Housing crisis builds as home construction falls
By Hayael Nasser
USA Today
While homeowners are rejoicing at soaring values, a downside is emerging: the worst housing crunch in decades.
The shortage is most acute in California, the Northeast and parts of the mid-Atlantic, but experts warn that it could spread. That's because housing construction is lagging population growth, and no relief is in sight.
Home prices have gone through the roof in the San Francisco, Boston and New York metro areas.
Now, however, the crunch is starting to be felt in fast-growing metro areas from Washington, D.C., to Seattle.
Home prices increased 8 percent in the first quarter of this year compared with 2001, the National Association of Realtors reports. The median national price was $150,900. The biggest price increase was in the Long Island suburbs of New York City, where the median sales price jumped 26.5 percent to $287,000.
Experts say that the market outlook is gloomiest for first-time buyers, middle-income workers and the poor.
In the 1990s, the nation added more people than in any other decade, but home construction fell to its lowest level since the 1960s. Also feeding the demand for housing: lower interest rates, zero-down mortgages and a booming vacation-home market.

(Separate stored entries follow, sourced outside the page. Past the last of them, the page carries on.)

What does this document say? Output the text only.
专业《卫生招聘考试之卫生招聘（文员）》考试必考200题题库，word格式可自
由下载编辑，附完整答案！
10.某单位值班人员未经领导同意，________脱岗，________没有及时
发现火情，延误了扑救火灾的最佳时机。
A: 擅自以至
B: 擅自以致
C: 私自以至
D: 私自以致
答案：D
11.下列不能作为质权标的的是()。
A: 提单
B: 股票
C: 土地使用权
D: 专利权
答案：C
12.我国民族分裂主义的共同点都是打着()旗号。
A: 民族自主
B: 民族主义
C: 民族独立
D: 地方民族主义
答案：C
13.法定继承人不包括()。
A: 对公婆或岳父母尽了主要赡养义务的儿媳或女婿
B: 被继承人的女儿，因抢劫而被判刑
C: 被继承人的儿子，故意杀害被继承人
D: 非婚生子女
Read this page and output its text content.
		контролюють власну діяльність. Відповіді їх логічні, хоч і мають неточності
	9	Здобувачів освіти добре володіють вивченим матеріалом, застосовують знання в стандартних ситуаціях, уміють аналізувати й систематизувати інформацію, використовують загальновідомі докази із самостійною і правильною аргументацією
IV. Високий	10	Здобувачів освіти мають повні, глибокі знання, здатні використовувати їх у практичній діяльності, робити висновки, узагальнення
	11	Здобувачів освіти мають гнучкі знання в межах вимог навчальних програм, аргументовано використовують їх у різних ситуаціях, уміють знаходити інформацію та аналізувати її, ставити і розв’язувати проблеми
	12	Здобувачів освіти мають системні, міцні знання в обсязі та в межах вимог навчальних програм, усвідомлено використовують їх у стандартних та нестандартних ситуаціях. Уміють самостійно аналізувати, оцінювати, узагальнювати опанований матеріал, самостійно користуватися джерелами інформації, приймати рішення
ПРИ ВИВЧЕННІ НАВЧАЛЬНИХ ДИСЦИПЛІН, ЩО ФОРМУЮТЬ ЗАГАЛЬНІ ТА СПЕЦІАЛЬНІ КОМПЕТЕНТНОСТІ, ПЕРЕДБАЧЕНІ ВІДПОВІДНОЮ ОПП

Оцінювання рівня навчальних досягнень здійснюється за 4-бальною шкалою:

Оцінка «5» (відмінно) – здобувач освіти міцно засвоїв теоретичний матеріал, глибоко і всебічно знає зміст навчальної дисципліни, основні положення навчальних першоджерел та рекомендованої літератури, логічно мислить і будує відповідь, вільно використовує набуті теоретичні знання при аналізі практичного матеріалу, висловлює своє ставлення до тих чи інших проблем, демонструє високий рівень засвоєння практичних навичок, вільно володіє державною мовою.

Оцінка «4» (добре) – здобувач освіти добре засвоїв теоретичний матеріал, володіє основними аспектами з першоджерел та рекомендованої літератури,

The market will get tighter as the children of baby boomers born after 1985 begin looking for housing in a few years, warns Dowell Myers, professor of urban planning and demography at the University of Southern California. "If we had a housing crisis before, now we have a crisis squared," he says.
Builders and housing analysts blame the construction shortage on rising land prices, escalating government fees charged to builders, environmental regulations, zoning restrictions on developing apartments and the elimination of tax breaks that encourage the construction of rental units.
Especially worrisome to housing analysts is the decline in construction of affordable housing, such as condominiums, smaller homes and apartments. Population growth in many cities is driven by immigrants, who live primarily in apartments and inexpensive homes.
The U.S. Department of Housing and Urban Development says the shortage of affordable housing isn't nationwide. But the department is trying to promote construction of multifamily housing in tight housing markets with more attractive government-insured financing.